It fell to CBS’s David Poltrack, one of the smartest people in TV, to calm everyone down.  According to Poltrack, more people are watching TV than ever before, Millennials haven’t abandoned television in hordes, and TV advertising is more valuable than ever.

Of course it’s Poltrack’s job to make that very case so advertisers will keep coming back to TV networks, but he backed it up with data instead of anecdotes, which is how most of the rest of us develop our opinions.

Nothing he reported was particularly new.   Nielsen data have shown for years that a huge number of people still watch commercials, that only about half the people who play back DVR’d shows skip through the commercials, and that Millennials are still watching a lot of network TV.  What was great about Poltrack’s presentation was the consolidation of previously known and new data into one easy-to-digest package.

Poltrack also tried to make the case that “people like advertising.”  According to Poltrack, “They’re not craving for a world without advertising.” What audiences don’t like, he said, are “ads that aren’t relevant to them.
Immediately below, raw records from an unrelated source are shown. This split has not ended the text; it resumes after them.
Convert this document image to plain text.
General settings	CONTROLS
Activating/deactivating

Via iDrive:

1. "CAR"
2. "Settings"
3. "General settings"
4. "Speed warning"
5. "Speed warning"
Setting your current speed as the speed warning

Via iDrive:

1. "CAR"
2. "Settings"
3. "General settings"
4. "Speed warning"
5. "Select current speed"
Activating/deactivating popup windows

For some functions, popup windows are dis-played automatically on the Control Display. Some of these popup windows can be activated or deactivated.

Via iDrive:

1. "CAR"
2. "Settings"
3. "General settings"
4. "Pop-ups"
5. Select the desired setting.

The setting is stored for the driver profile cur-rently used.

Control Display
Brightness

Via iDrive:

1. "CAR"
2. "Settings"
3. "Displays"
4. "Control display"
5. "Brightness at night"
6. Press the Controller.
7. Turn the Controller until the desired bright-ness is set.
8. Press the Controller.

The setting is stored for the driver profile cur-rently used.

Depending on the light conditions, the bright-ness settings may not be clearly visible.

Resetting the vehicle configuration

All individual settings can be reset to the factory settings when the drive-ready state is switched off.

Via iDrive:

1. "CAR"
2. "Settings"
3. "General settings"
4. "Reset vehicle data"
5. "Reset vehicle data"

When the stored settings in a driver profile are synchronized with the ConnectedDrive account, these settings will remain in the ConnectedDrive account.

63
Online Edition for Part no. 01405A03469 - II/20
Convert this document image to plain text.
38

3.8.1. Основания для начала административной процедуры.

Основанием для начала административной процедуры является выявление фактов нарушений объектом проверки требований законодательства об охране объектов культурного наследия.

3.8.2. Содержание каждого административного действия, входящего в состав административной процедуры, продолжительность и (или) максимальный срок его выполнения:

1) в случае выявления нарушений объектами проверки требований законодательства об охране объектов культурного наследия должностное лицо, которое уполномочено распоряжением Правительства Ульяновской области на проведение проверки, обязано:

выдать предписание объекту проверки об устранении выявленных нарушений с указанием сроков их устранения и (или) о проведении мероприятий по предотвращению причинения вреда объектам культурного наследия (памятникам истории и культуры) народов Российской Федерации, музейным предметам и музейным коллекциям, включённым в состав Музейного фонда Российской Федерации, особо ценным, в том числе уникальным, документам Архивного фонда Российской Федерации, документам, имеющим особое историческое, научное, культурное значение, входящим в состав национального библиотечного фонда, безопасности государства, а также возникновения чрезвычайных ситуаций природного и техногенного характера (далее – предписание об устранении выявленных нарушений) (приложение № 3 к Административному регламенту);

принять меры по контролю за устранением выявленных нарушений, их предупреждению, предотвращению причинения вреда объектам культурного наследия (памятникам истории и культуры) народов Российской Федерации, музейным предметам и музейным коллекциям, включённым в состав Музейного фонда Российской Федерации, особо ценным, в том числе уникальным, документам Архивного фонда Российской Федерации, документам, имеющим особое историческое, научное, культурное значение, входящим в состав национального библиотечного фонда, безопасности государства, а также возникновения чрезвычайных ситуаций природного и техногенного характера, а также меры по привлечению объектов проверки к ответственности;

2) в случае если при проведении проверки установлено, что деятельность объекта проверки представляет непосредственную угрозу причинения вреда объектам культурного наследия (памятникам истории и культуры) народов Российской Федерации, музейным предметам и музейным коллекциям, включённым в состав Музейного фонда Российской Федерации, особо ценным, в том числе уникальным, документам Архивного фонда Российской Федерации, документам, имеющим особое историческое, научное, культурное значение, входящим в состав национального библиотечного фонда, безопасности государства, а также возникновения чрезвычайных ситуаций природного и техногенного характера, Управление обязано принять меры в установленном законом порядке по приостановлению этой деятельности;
But they enjoy ads that are relevant to them.”

Well, this is one of those assertions that’s hard to prove, no matter how many surveys you give.  Respondents may respond, but they might only be parroting back what they think they’re “supposed” to say. Or more likely they don’t really know their own minds because they simultaneously hate and love ads depending on their mood or how recently they’ve watched TV..  Probably the only way to know for sure is to hook consumers up to a brain scan for a week to see whether the pleasure-experiencing areas of the brain are stimulated by ads.

Regardless, if advertisers are mad at consumers for fast-forwarding through their commercials, here’s a suggestion: Make better ads.

People will watch ads they like.  Often multiple times. One of the reasons the Super Bowl is the highest-rated broadcast of the year is that even people who don’t like football know they will be seeing the best ads that Madison Avenue has to offer.  The post-mortem for the commercials is almost as intense as the analysis of the game itself.

Obviously the advertising world cannot sustain Super Bowl intensity all year long – or across 500 different channels, no less.  But the reason people skip commercials is that they are annoyed by so many of ads and then get in the fast-forwarding habit.  Isn’t it possible to make them less irritating?

And what’s annoying about the ads?  How about: lack of originality, repetition, unappealing or overexposed spokespeople, repetition, unrealistic situations, shouting, moronic behavior, repetition, cheesy production values (especially in local ads),  confusing messages, outdated formulas, people acting like idiots, repetition.  Then there are erectile dysfunction ads when you are trying to watch baseball with your son, or adult diaper ads when you’re watching the news with your parents.  Awkward.

Familiarity breeds contempt, which is why running ads too many times is such a turn-off.  An ad that was once charming can become odious after 20 or 30 viewings.  I know there’s a science to the number of impressions necessary to imprint a message on a viewer, but certainly there must also be research on how many impressions it takes to make viewers hate the product.

With that in mind, here’s a hint to network executives: Put the best and freshest ad at the beginning of the commercial pod. Especially the show’s first pod.  My personal experience is that if I if like the first ad, I’ll watch more of them until it finally becomes unbearable.  Then I might not watch another ad for the whole show.

I’d also like to see research into whether people who watch alone or in the company of others watch the most ads.  And whether it makes any difference whether the husband, wife or kids control the clicker.

In my home, I usually manage the remote control. It’s my wife’s job to yell if I let too many ads slip through, but I don’t know if that’s a universal condition.  I would guess that the more people watching a show, the more likely it is that someone in the room will give the remote holder a lot of grief for poor fast-forwarding skills.

It’s easy to say “make better ads,” especially when you’re not the one worrying about budgets, production schedules and making clients happy.   But if advertisers really want people to watch their ads, they should up their game.  The Golden Age of Television should be supported by a Golden Age of Advertising.